In this study, we evaluated the yield of HIV genotyping of DBS samples obtained from HIV-infected children enrolled in clinical trials in sub-Saharan Africa (1
). HIV genotypes for reverse transcriptase were successfully obtained for 94 (90%) of 105 samples analyzed, despite collection and long-term storage in countries with differing temperature, humidity, and storage conditions. However, it is important to emphasize that three different primer sets were required to achieve this success rate, with 16.1% (15 of 94 samples) failing to amplify on the first attempt and requiring a second step of testing (one-step PCR on previously synthesized cDNA with a different method that produced shorter, overlapping amplicons). While incorporation of repeat testing with multiple short amplicons enhanced the recovery of genotypes in the samples tested from the first clinical trial (tested using assay #1), switching to assay #3, which included a combination of the outermost primers of the short, overlapping primers that we previously reported for pyrosequencing of subtype C HIV reverse transcriptase (10
) and involved testing of samples from five countries (South Africa, Uganda, Malawi, Zimbabwe, and Tanzania), increased the yield of genotyping to nearly 90% for samples that were stored optimally. The addition of the repeat testing increased the success rate by 3% for optimally stored samples and 13% for those that were suboptimally stored, highlighting the importance of optimal storage conditions for the genotyping of DBS. Importantly, with assay #3, a subset of the samples from the P1060 trial had matched plasma samples that were analyzed previously using an FDA-cleared HIV genotyping kit. For the pretreatment samples that were analyzed with both methods in a blind manner, results from DBS genotyping were 100% concordant with plasma genotyping for major drug-resistant mutations obtained using the FDA-cleared genotyping kit. Together, these findings suggest that the primers used in assay #3 may be suitable for application in sub-Saharan Africa.

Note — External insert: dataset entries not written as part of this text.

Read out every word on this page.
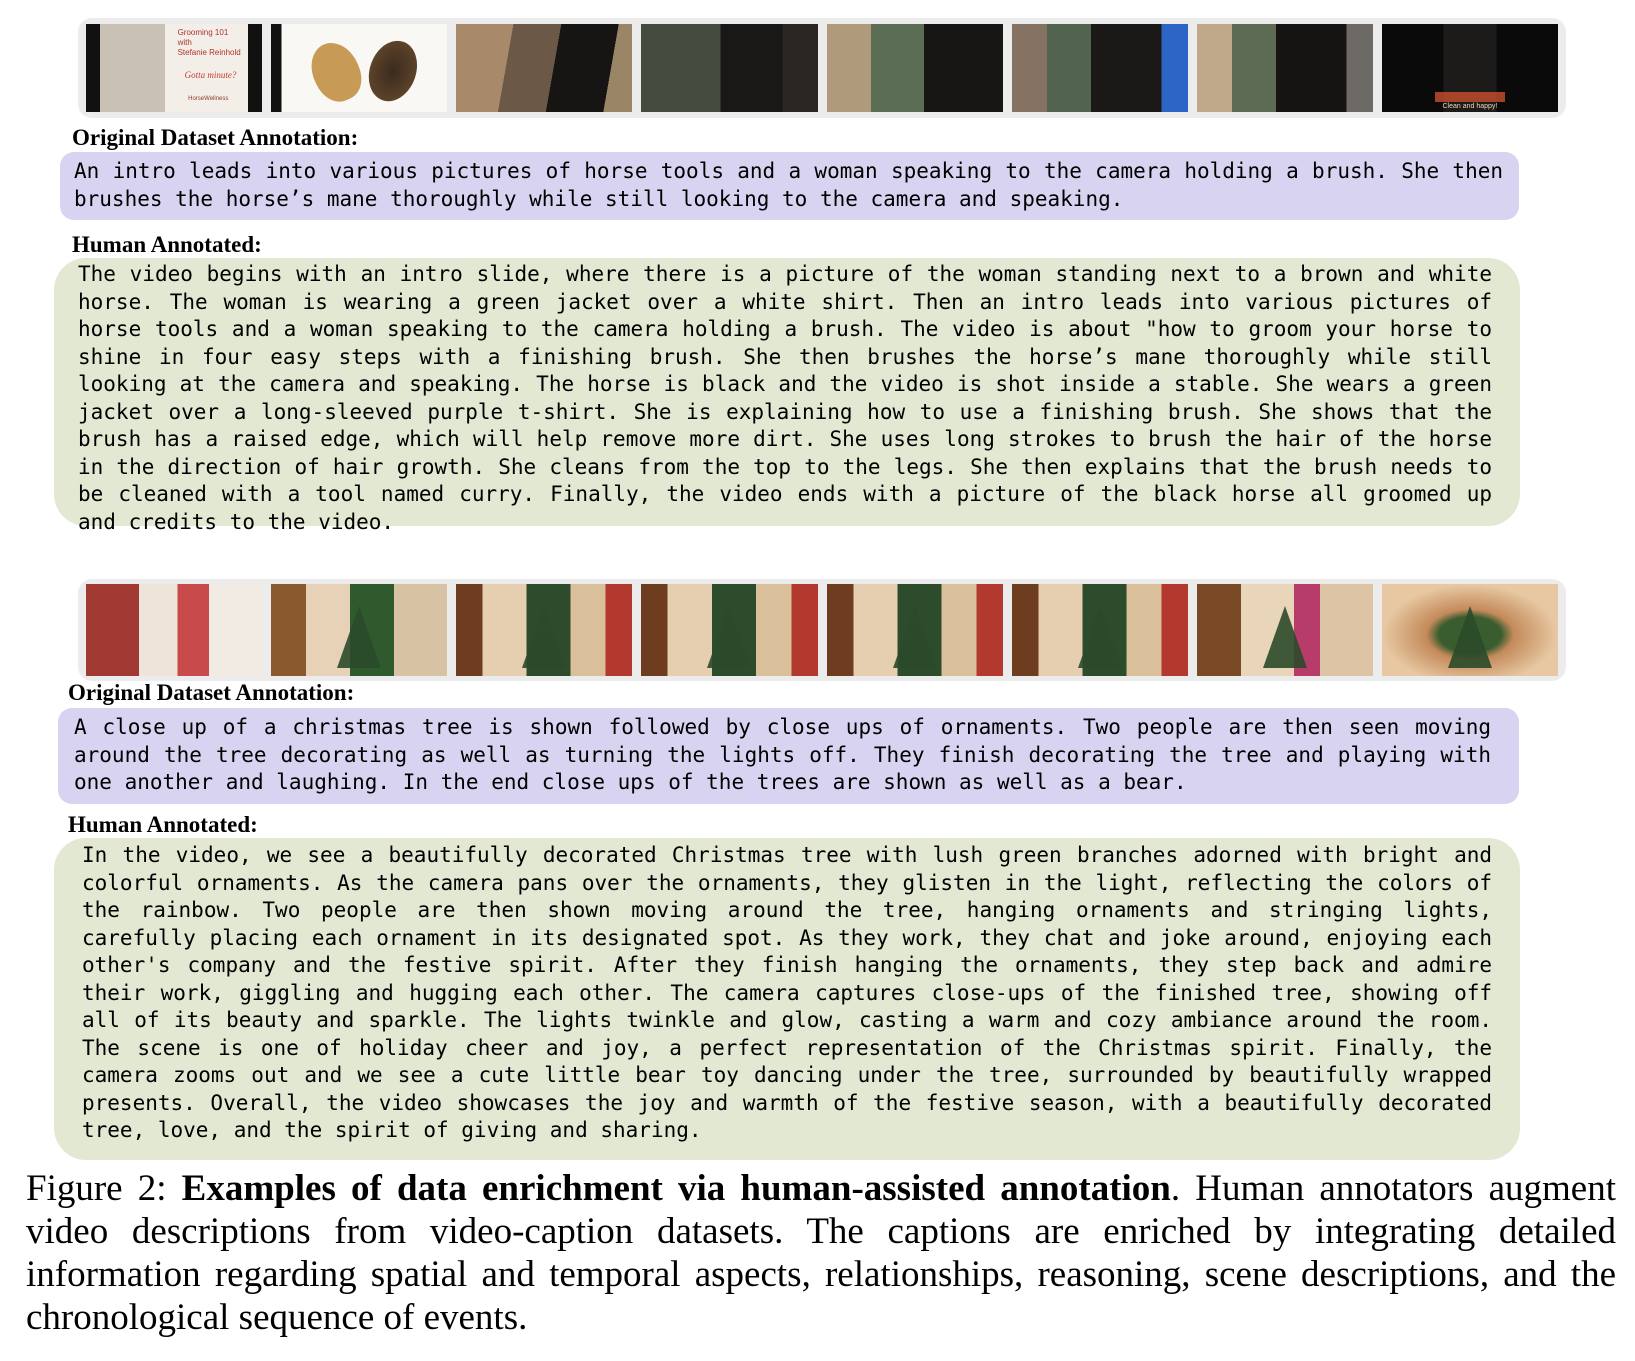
Grooming 101
with
Stefanie Reinhold
Gotta minute?
HorseWellness
Clean and happy!
Original Dataset Annotation:

An intro leads into various pictures of horse tools and a woman speaking to the camera holding a brush. She then brushes the horse’s mane thoroughly while still looking to the camera and speaking.

Human Annotated:

The video begins with an intro slide, where there is a picture of the woman standing next to a brown and white horse. The woman is wearing a green jacket over a white shirt. Then an intro leads into various pictures of horse tools and a woman speaking to the camera holding a brush. The video is about "how to groom your horse to shine in four easy steps with a finishing brush. She then brushes the horse’s mane thoroughly while still looking at the camera and speaking. The horse is black and the video is shot inside a stable. She wears a green jacket over a long-sleeved purple t-shirt. She is explaining how to use a finishing brush. She shows that the brush has a raised edge, which will help remove more dirt. She uses long strokes to brush the hair of the horse in the direction of hair growth. She cleans from the top to the legs. She then explains that the brush needs to be cleaned with a tool named curry. Finally, the video ends with a picture of the black horse all groomed up and credits to the video.

Original Dataset Annotation:

A close up of a christmas tree is shown followed by close ups of ornaments. Two people are then seen moving around the tree decorating as well as turning the lights off. They finish decorating the tree and playing with one another and laughing. In the end close ups of the trees are shown as well as a bear.

Human Annotated:

In the video, we see a beautifully decorated Christmas tree with lush green branches adorned with bright and colorful ornaments. As the camera pans over the ornaments, they glisten in the light, reflecting the colors of the rainbow. Two people are then shown moving around the tree, hanging ornaments and stringing lights, carefully placing each ornament in its designated spot. As they work, they chat and joke around, enjoying each other's company and the festive spirit. After they finish hanging the ornaments, they step back and admire their work, giggling and hugging each other. The camera captures close-ups of the finished tree, showing off all of its beauty and sparkle. The lights twinkle and glow, casting a warm and cozy ambiance around the room. The scene is one of holiday cheer and joy, a perfect representation of the Christmas spirit. Finally, the camera zooms out and we see a cute little bear toy dancing under the tree, surrounded by beautifully wrapped presents. Overall, the video showcases the joy and warmth of the festive season, with a beautifully decorated tree, love, and the spirit of giving and sharing.

Figure 2: Examples of data enrichment via human-assisted annotation. Human annotators augment video descriptions from video-caption datasets. The captions are enriched by integrating detailed information regarding spatial and temporal aspects, relationships, reasoning, scene descriptions, and the chronological sequence of events.
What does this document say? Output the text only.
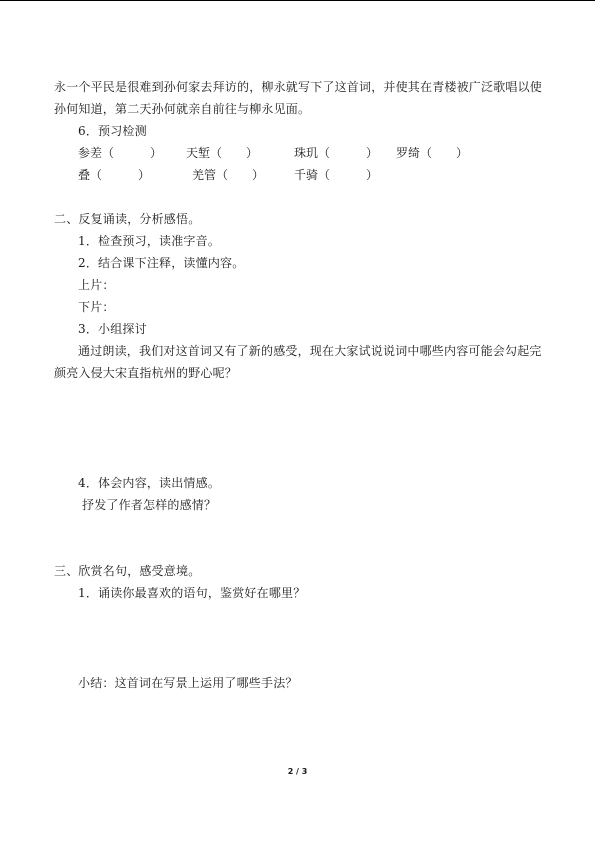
永一个平民是很难到孙何家去拜访的，柳永就写下了这首词，并使其在青楼被广泛歌唱以使
孙何知道，第二天孙何就亲自前往与柳永见面。
6．预习检测
参差（　　　） 天堑（　　）	珠玑（　　　） 罗绮（　　）
叠（　　　）	羌管（　　） 千骑（　　　）
二、反复诵读，分析感悟。
1．检查预习，读准字音。
2．结合课下注释，读懂内容。
上片：
下片：
3．小组探讨
通过朗读，我们对这首词又有了新的感受，现在大家试说说词中哪些内容可能会勾起完
颜亮入侵大宋直指杭州的野心呢？
4．体会内容，读出情感。
抒发了作者怎样的感情？
三、欣赏名句，感受意境。
1．诵读你最喜欢的语句，鉴赏好在哪里？
小结：这首词在写景上运用了哪些手法？
2 / 3
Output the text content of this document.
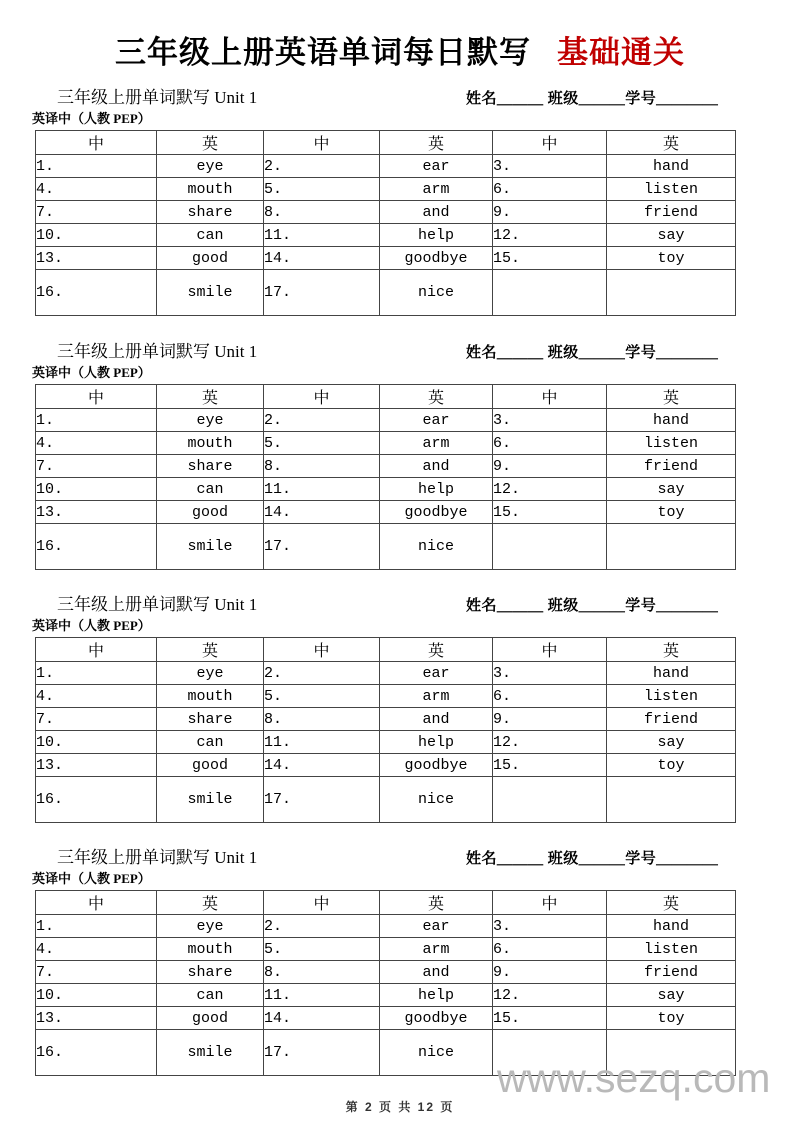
三年级上册英语单词每日默写 基础通关
三年级上册单词默写 Unit 1	姓名＿＿＿ 班级＿＿＿学号＿＿＿＿
英译中（人教 PEP）
中	英	中	英	中	英
1.	eye	2.	ear	3.	hand
4.	mouth	5.	arm	6.	listen
7.	share	8.	and	9.	friend
10.	can	11.	help	12.	say
13.	good	14.	goodbye	15.	toy
16.	smile	17.	nice		
三年级上册单词默写 Unit 1	姓名＿＿＿ 班级＿＿＿学号＿＿＿＿
英译中（人教 PEP）
中	英	中	英	中	英
1.	eye	2.	ear	3.	hand
4.	mouth	5.	arm	6.	listen
7.	share	8.	and	9.	friend
10.	can	11.	help	12.	say
13.	good	14.	goodbye	15.	toy
16.	smile	17.	nice		
三年级上册单词默写 Unit 1	姓名＿＿＿ 班级＿＿＿学号＿＿＿＿
英译中（人教 PEP）
中	英	中	英	中	英
1.	eye	2.	ear	3.	hand
4.	mouth	5.	arm	6.	listen
7.	share	8.	and	9.	friend
10.	can	11.	help	12.	say
13.	good	14.	goodbye	15.	toy
16.	smile	17.	nice		
三年级上册单词默写 Unit 1	姓名＿＿＿ 班级＿＿＿学号＿＿＿＿
英译中（人教 PEP）
中	英	中	英	中	英
1.	eye	2.	ear	3.	hand
4.	mouth	5.	arm	6.	listen
7.	share	8.	and	9.	friend
10.	can	11.	help	12.	say
13.	good	14.	goodbye	15.	toy
16.	smile	17.	nice		
第 2 页 共 12 页
www.sezq.com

There are several limitations to this study. First, all of the samples tested were obtained from infants and children who were not receiving antiretroviral therapy at the time of sample collection. Therefore, HIV viral loads in the samples were high, facilitating HIV nucleic acid recovery and amplification from DBS samples. The proportion of samples successfully genotyped with DBS may be lower when samples with lower viral loads (e.g., those obtained at the time of treatment failure) are tested. Second, most of the samples analyzed did not have drug resistance mutations; further evaluation of the sensitivity for detecting mutations using DBS samples is needed, using samples with a variety of drug resistance mutations present at different levels in the viral population. Third, the methods used in this report provide information for HIV reverse transcriptase only. Methods that include analysis of HIV-1 protease are needed, particularly since the WHO now recommends protease inhibitor-based regimens for infants and children with prior exposure to nevirapine prophylaxis (14
); NVP-based regimens are widely used for prophylaxis in resource-constrained countries. Analysis of both HIV reverse transcriptase and protease from DBS samples is likely to require amplification of multiple amplicons because HIV RNA can become degraded during storage and/or extraction; in contrast, commercially available assays that use plasma for analysis typically obtain information for both HIV protease and HIV reverse transcriptase from a single amplicon. Fourth, the methods used in this report rely on nested PCR for DNA amplification; nested PCR can increase the risk of sample cross-contamination and may bias the proportion of viral variants represented in the amplified DNA product. Finally, we used three different methods for RT-PCR (different primer sets and amplification conditions); different numbers of DBS spots were also used for testing. Therefore, the amounts of blood used for analysis varied among the samples tested.
Nevertheless, the overall success of obtaining genotypes in this study and the high concordance with plasma genotypes coupled with the fact that many laboratories in resource-constrained settings are already familiar with use of DBS samples for infant diagnostic testing (6
) suggest that in-house DBS genotyping assays provide an alternative for antiretroviral drug resistance testing in children in resource-constrained regions but may require region-specific optimization before widespread use.